There was one part that confused me initially, but which makes perfect sense in retrospect. The ray tracer normalises the intensity of all pixels (triples of floats) based on the average intensity (unusual I think, but fine). In Dex this is done like this:

image / mean (for (i,j,k). image.i.j.k)

When I first read this, I couldn’t figure out whether it was normalising per channel. I always get a bit wary when overloaded operators like that / are involved. Of course, that for-expression is over a single index that just happens to be a triple, and the components of which are then used to index the three-dimensional image array. It’s really just flattening the array, and the type checker makes the individual i, j and ks take on the appropriate value.

Conclusions

With respect to expressing parallelism, Dex and Futhark seem equivalent in expressive power, but Dex has the edge in concision. I’d be curious about going the other way, and porting some of the original Futhark benchmark programs to Dex, like local volumetric calibration.

Dex has several small conveniences over Futhark: while the effect system didn’t matter much for the examples I looked at, Dex’s type classes and broadcasting operators did help a bit with making things more concise.

If you need AD, then Dex is miles ahead of Futhark. While I managed to implement the surface normals in the ray tracer, I gave up on porting mcmc.dx because it contains a higher-order function that applies the grad operator to a functional argument. This would have to be implemented with a higher order parametric module (which I wrote were useless not long ago), but I just didn’t have the heart for it. I’ll keep this as a usage case for when we implement AD properly.

I didn’t look much at performance, since Dex is sparsely documented and the benchmarking tools seem to be mostly for internal use. I performed a rough timing of sequential execution of the ray tracer, where the Futhark and Dex versions are about equally fast. Dex also has multi-threaded and CUDA backends, but I did not try them.

Speaking of sparse documentation, Dex is still young and appears to be changing frequently. My understanding is based on the paper, reading the example programs, and skimming some of the implementation. I may have missed important details, and this post may even be outdated by the time you read it.

Inspiration for Futhark

I don’t think it would take that much effort to let Futhark be more implicit with respect to sizes. An easy start would be to permit return-size polymorphism, which would let us write a tabulate function with this type:

val tabulate [n] 'a : (i64 -> a) -> [n]a

Currently the Futhark type checker forbids size parameters that are used only in negative position. This restriction is mostly because I implemented the size type system on my own, and since I had little experience with implementing dependent type systems, I was worried about inadvertently admitting unsound constructs (and more pragmatically, I was worried about bugs in the implementation). I locked it down more than might strictly be necessary.
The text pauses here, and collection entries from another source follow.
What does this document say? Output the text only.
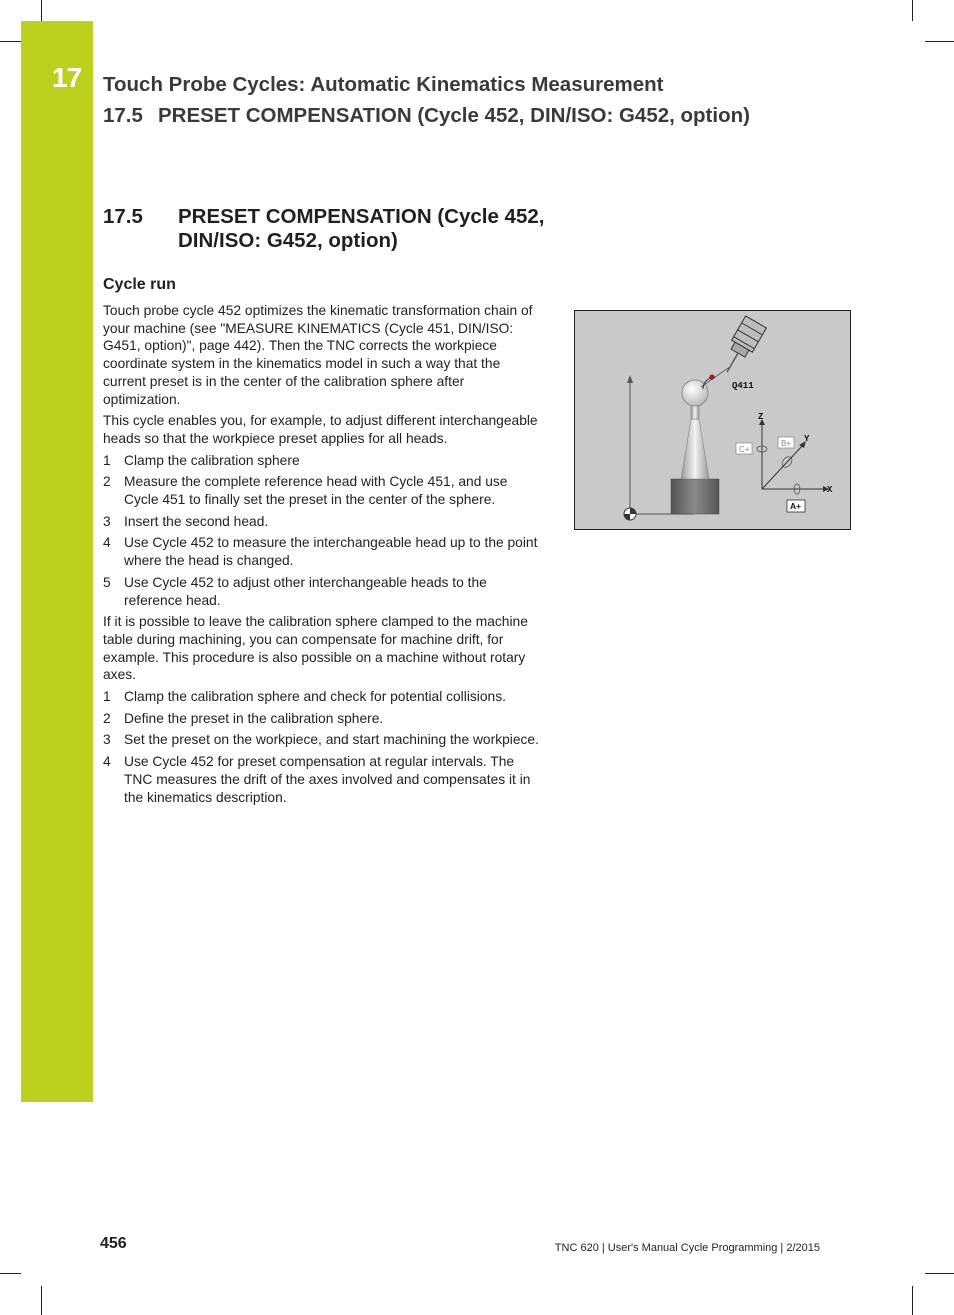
17 Touch Probe Cycles: Automatic Kinematics Measurement
17.5 PRESET COMPENSATION (Cycle 452, DIN/ISO: G452, option)
17.5 PRESET COMPENSATION (Cycle 452, DIN/ISO: G452, option)
Cycle run

Touch probe cycle 452 optimizes the kinematic transformation chain of your machine (see "MEASURE KINEMATICS (Cycle 451, DIN/ISO: G451, option)", page 442). Then the TNC corrects the workpiece coordinate system in the kinematics model in such a way that the current preset is in the center of the calibration sphere after optimization.

This cycle enables you, for example, to adjust different interchangeable heads so that the workpiece preset applies for all heads.

1 Clamp the calibration sphere
2 Measure the complete reference head with Cycle 451, and use Cycle 451 to finally set the preset in the center of the sphere.
3 Insert the second head.
4 Use Cycle 452 to measure the interchangeable head up to the point where the head is changed.
5 Use Cycle 452 to adjust other interchangeable heads to the reference head.

If it is possible to leave the calibration sphere clamped to the machine table during machining, you can compensate for machine drift, for example. This procedure is also possible on a machine without rotary axes.

1 Clamp the calibration sphere and check for potential collisions.
2 Define the preset in the calibration sphere.
3 Set the preset on the workpiece, and start machining the workpiece.
4 Use Cycle 452 for preset compensation at regular intervals. The TNC measures the drift of the axes involved and compensates it in the kinematics description.
Q411
Z
Y
X
C+
B+
A+
456	TNC 620 | User's Manual Cycle Programming | 2/2015
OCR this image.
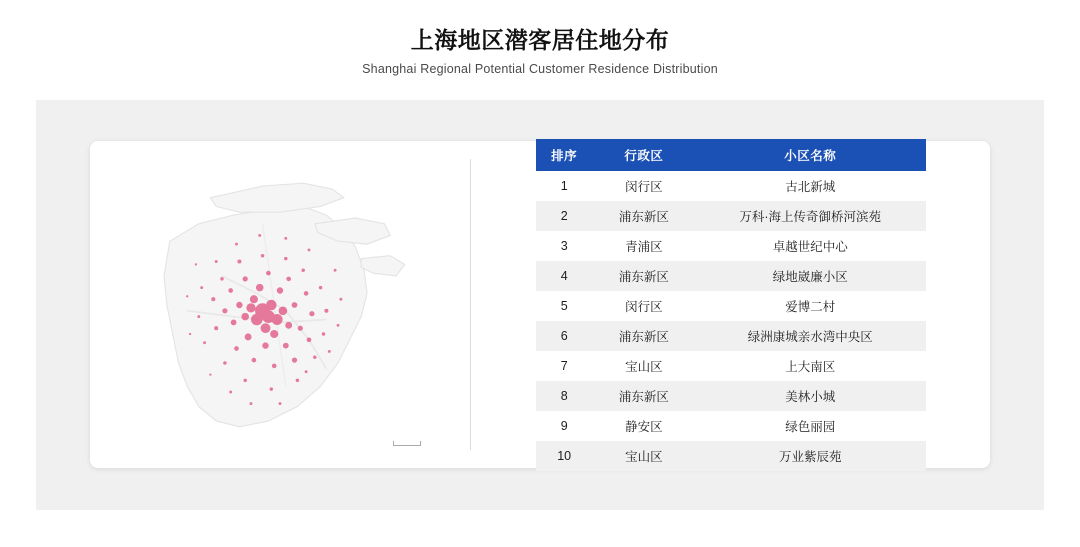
上海地区潜客居住地分布
Shanghai Regional Potential Customer Residence Distribution
排序	行政区	小区名称
1	闵行区	古北新城
2	浦东新区	万科·海上传奇御桥河滨苑
3	青浦区	卓越世纪中心
4	浦东新区	绿地崴廉小区
5	闵行区	爱博二村
6	浦东新区	绿洲康城亲水湾中央区
7	宝山区	上大南区
8	浦东新区	美林小城
9	静安区	绿色丽园
10	宝山区	万业紫辰苑
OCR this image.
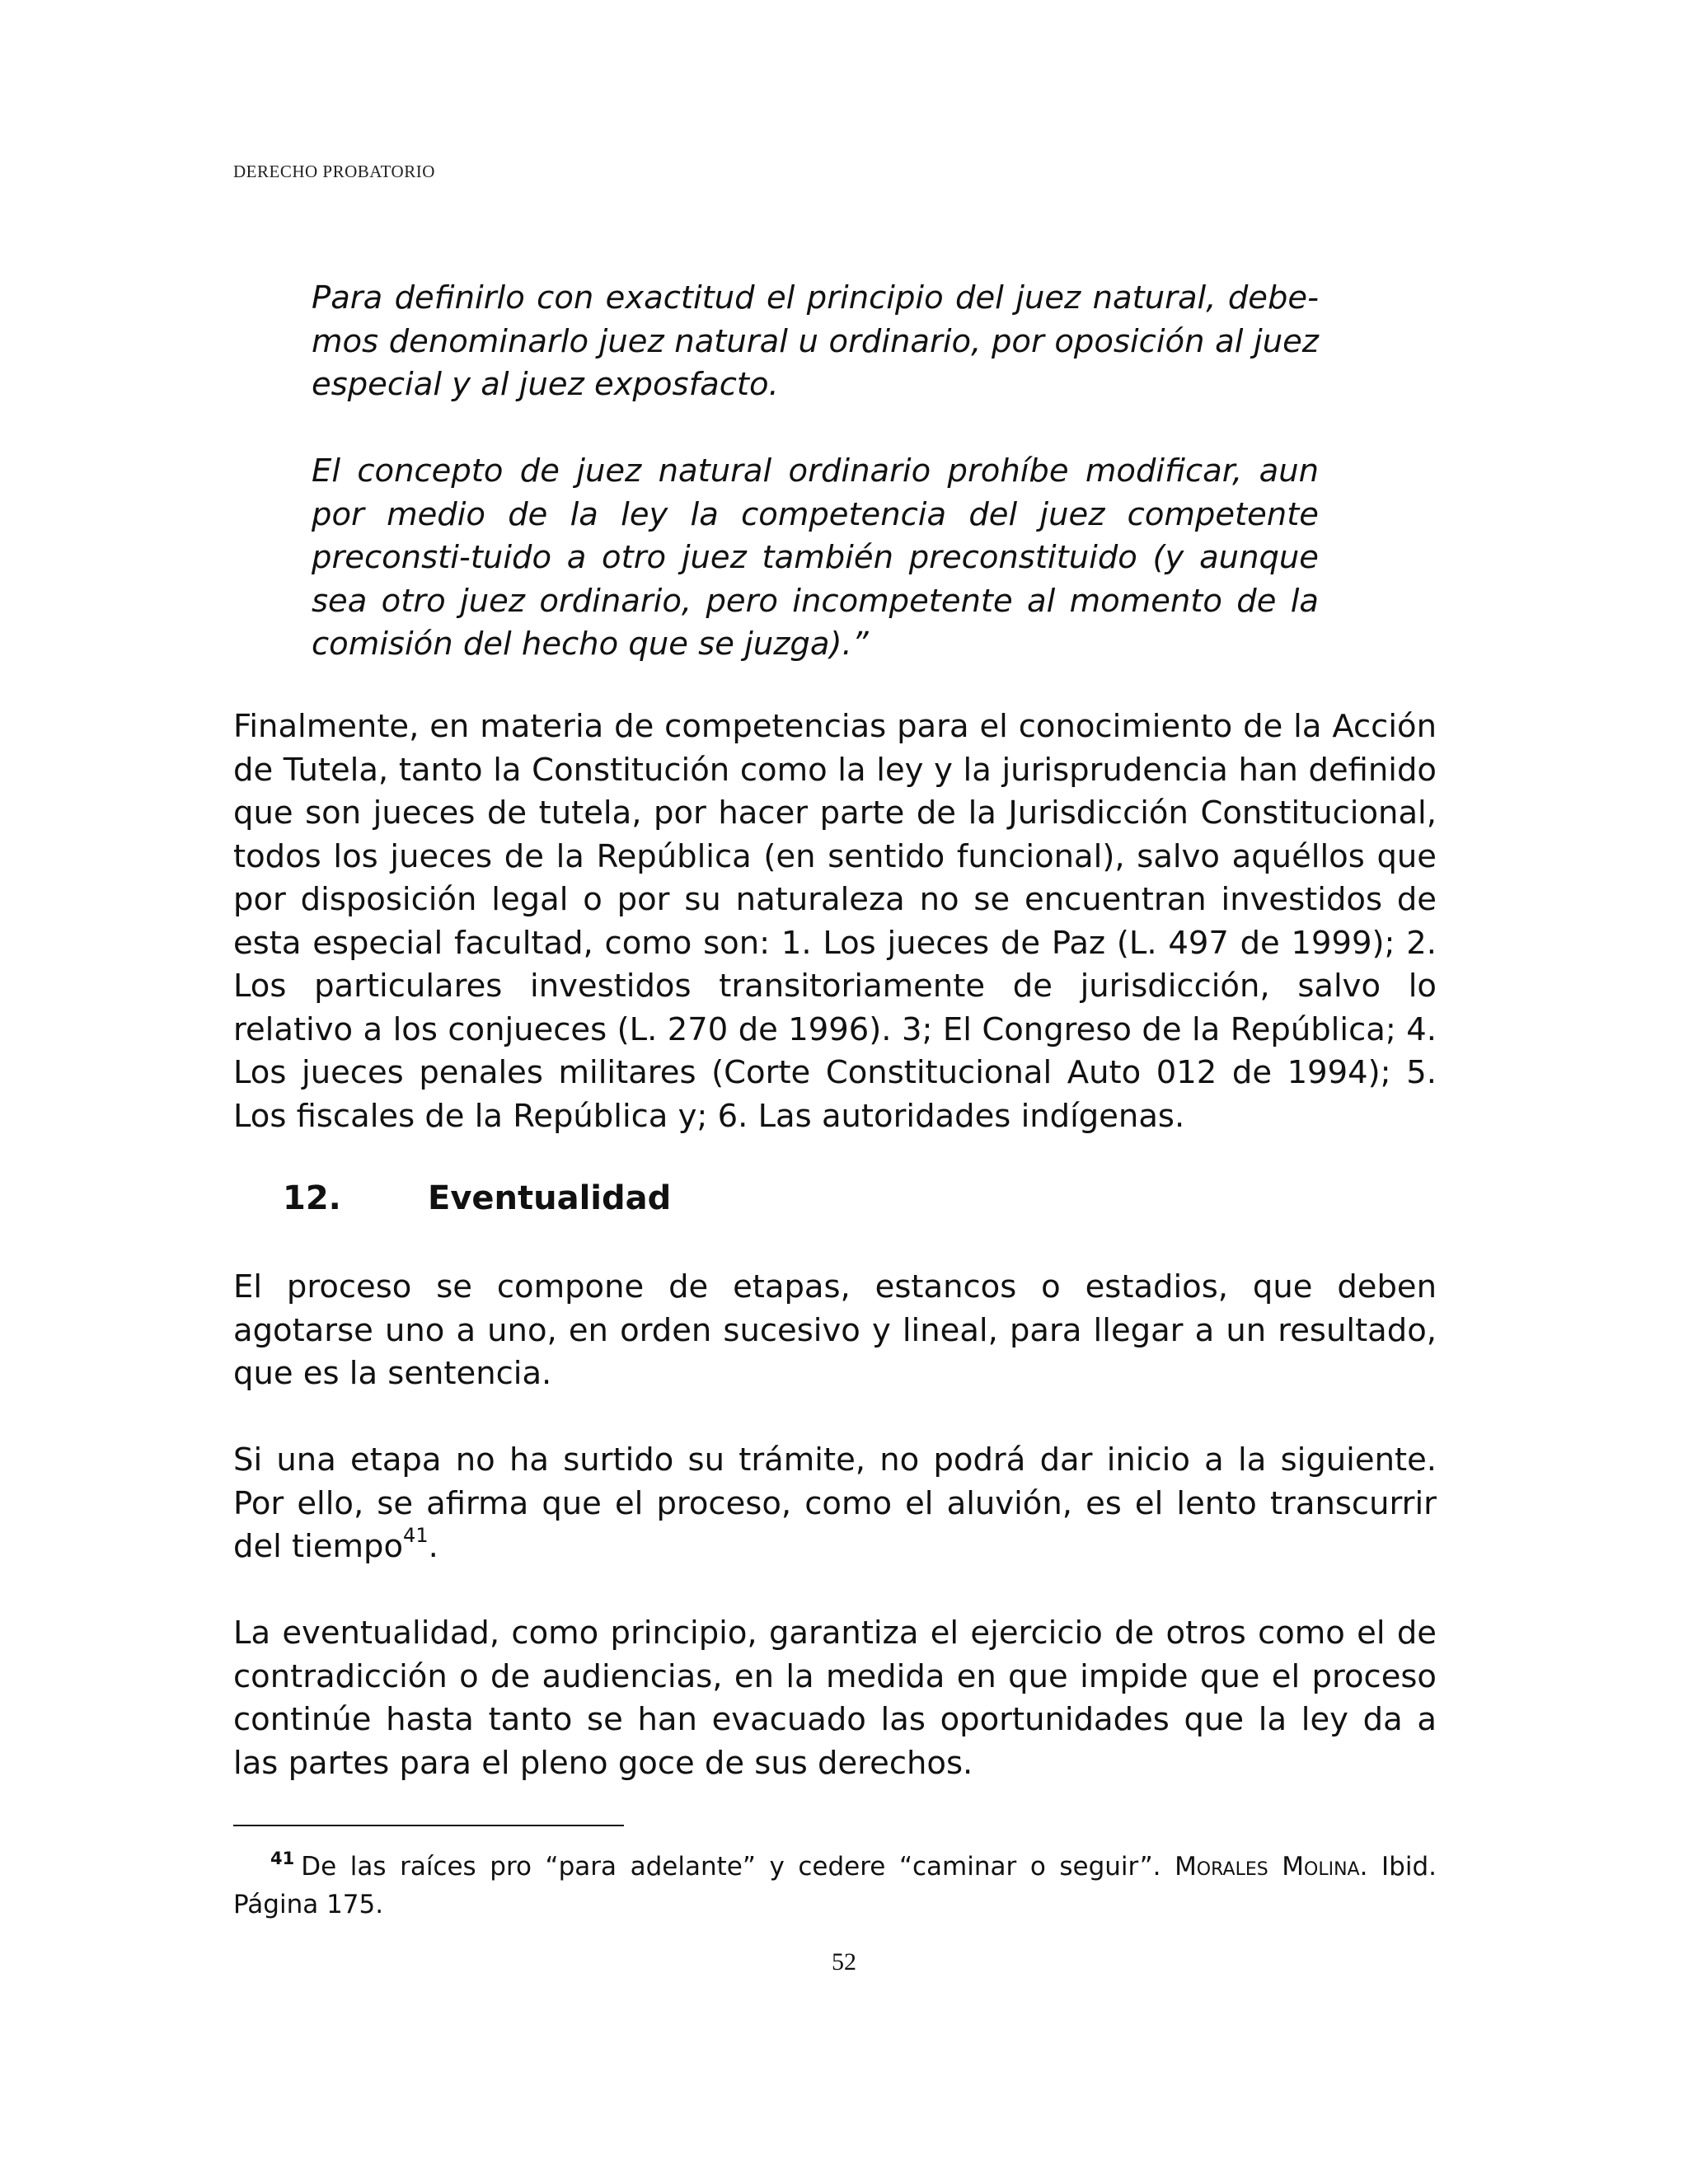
DERECHO PROBATORIO

Para definirlo con exactitud el principio del juez natural, debe-mos denominarlo juez natural u ordinario, por oposición al juez especial y al juez exposfacto.

El concepto de juez natural ordinario prohíbe modificar, aun por medio de la ley la competencia del juez competente preconsti-tuido a otro juez también preconstituido (y aunque sea otro juez ordinario, pero incompetente al momento de la comisión del hecho que se juzga).”

Finalmente, en materia de competencias para el conocimiento de la Acción de Tutela, tanto la Constitución como la ley y la jurisprudencia han definido que son jueces de tutela, por hacer parte de la Jurisdicción Constitucional, todos los jueces de la República (en sentido funcional), salvo aquéllos que por disposición legal o por su naturaleza no se encuentran investidos de esta especial facultad, como son: 1. Los jueces de Paz (L. 497 de 1999); 2. Los particulares investidos transitoriamente de jurisdicción, salvo lo relativo a los conjueces (L. 270 de 1996). 3; El Congreso de la República; 4. Los jueces penales militares (Corte Constitucional Auto 012 de 1994); 5. Los fiscales de la República y; 6. Las autoridades indígenas.

12.	Eventualidad

El proceso se compone de etapas, estancos o estadios, que deben agotarse uno a uno, en orden sucesivo y lineal, para llegar a un resultado, que es la sentencia.

Si una etapa no ha surtido su trámite, no podrá dar inicio a la siguiente. Por ello, se afirma que el proceso, como el aluvión, es el lento transcurrir del tiempo$^{41}$.

La eventualidad, como principio, garantiza el ejercicio de otros como el de contradicción o de audiencias, en la medida en que impide que el proceso continúe hasta tanto se han evacuado las oportunidades que la ley da a las partes para el pleno goce de sus derechos.

$^{41}$ De las raíces pro “para adelante” y cedere “caminar o seguir”. Morales Molina. Ibid. Página 175.

52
If we want to support this kind of result size inference, then we do need to figure out what to do with expressions like:

zip (tabulate f) (filter p xs)

Here the size of the tabulate must be the size of the array returned by filter, which is existential. As far as I can figure based on the paper, Dex wouldn’t allow an expression like the above, as it handles existentials in a conventional explicit manner:

filter :: (a -> Bool) -> m=>a -> E n. n=>a

Presumably it’s up to the user to do the unpacking of the existential context as needed. In Futhark I wanted to preserve “direct style” programming, so you could write expressions like map f (filter p xs) where the compiler implicitly unpacks the existential context for you, but maybe the cost is too great.

I think some degree of Dex’s type-safe indexing can almost already be implemented in Futhark, especially if we loosen the above restriction that size parameters must be used in parameters. We already have an example where “phantom sizes” are used to implement triangular arrays. Maybe Futhark should go more in the direction of dependent types? It’s unfortunate that we’re a small team, as it also takes a lot of time to write papers about making the language go wrooooom…